Whenever we break out of the ongoing buzz of annoying thoughts in our head, we tend to notice more of what’s going on around us. It might be as simple as noticing the freshness of the air in the park or the reckless abandon of a dog chasing sticks. These sound insignificant but have you ever noticed the experiential difference between walking through a park while paying attention vs walking while lost in thought? When you leave the park at the end of the first scenario, you feel as though you’ve had a full, rich, and meaningful experience. At the end of the second, you don’t have much of an experience at all, and you wonder where the time went. That’s if you don’t continue blindly scurrying all the way home without even noticing that you have left the park and the experience has ended.
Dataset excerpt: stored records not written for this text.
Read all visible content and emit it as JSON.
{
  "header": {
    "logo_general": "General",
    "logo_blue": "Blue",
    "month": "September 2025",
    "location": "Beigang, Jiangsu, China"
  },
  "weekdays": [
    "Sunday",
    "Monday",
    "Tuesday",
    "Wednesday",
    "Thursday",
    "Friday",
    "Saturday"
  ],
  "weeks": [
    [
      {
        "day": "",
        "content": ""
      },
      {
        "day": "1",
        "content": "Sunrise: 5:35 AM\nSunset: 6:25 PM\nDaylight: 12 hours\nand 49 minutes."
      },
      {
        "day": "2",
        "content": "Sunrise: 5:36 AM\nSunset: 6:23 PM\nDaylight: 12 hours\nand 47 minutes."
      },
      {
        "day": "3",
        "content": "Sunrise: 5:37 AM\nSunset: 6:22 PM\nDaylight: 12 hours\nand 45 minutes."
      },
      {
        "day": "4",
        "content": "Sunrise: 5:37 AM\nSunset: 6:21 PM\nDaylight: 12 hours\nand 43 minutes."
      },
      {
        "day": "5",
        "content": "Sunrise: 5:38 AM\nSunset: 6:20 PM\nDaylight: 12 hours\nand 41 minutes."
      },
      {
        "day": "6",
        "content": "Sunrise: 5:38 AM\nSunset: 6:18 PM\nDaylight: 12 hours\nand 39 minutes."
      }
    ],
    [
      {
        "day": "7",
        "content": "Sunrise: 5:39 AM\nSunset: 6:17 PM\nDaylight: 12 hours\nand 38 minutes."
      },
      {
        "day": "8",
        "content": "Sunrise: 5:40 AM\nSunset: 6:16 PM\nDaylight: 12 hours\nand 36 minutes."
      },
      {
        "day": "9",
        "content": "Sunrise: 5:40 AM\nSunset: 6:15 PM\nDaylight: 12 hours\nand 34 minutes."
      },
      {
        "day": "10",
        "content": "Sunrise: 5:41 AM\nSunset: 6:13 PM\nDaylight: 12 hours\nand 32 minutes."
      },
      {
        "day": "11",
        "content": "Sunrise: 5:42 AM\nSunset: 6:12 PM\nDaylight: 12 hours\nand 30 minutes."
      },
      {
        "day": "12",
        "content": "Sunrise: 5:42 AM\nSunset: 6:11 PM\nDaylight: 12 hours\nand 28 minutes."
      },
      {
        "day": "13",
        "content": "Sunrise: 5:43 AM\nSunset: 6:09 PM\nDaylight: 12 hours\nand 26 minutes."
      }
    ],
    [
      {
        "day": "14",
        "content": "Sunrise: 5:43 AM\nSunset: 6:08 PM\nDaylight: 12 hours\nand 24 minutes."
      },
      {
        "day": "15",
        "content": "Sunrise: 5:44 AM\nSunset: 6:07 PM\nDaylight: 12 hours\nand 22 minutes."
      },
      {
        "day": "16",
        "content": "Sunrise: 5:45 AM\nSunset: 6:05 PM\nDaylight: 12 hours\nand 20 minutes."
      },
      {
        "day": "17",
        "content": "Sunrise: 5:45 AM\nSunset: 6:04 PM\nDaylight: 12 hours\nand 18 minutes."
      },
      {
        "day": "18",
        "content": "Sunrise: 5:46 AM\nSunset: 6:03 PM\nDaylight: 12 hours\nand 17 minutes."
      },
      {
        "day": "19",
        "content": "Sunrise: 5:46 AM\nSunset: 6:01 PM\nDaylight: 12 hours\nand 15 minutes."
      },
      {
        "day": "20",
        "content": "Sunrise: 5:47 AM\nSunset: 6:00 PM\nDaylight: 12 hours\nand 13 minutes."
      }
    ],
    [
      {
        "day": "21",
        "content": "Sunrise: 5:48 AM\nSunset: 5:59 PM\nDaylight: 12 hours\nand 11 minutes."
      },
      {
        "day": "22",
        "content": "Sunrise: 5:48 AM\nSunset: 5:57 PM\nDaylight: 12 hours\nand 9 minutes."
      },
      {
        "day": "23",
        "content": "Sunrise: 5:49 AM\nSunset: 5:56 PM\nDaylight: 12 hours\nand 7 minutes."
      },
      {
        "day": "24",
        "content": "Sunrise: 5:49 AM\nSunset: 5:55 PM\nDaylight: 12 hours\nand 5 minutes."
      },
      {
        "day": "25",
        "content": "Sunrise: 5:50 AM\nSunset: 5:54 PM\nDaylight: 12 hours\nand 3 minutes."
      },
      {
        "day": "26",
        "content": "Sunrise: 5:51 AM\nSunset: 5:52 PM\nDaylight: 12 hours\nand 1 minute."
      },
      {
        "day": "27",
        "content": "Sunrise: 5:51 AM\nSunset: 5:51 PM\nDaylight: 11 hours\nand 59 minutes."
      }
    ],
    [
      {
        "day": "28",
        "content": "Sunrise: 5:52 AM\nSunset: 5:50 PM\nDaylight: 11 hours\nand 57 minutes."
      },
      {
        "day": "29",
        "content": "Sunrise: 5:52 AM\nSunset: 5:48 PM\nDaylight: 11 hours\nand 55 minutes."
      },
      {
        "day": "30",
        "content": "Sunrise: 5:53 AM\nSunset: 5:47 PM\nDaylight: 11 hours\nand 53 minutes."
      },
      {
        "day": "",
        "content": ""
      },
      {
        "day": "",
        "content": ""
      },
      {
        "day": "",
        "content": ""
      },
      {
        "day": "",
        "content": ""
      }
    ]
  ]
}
These differences are far from trivial. Too many of us appreciate traveling vacations only in hindsight, because on the trip we get distracted by flight delays, baggage problems, too much heat, too much cold, overspending, uncomfortable accommodation, undercooked meat, foreign languages, and goodness knows what else. When we focus on the positives, we savor the best parts of the experience while we are actually there, rather than taking 500 rapid-fire photos to enjoy only once we are home.
Outside of the most extreme hardships, the things that make us happy are usually within our reach. We just need to look for them. Ongoing gratitude and appreciation can be tough to cultivate because we are so inclined to push them away as we chase bigger and better things. But if we try, we can set ambitious goals and make progress, all the while appreciating what we already have.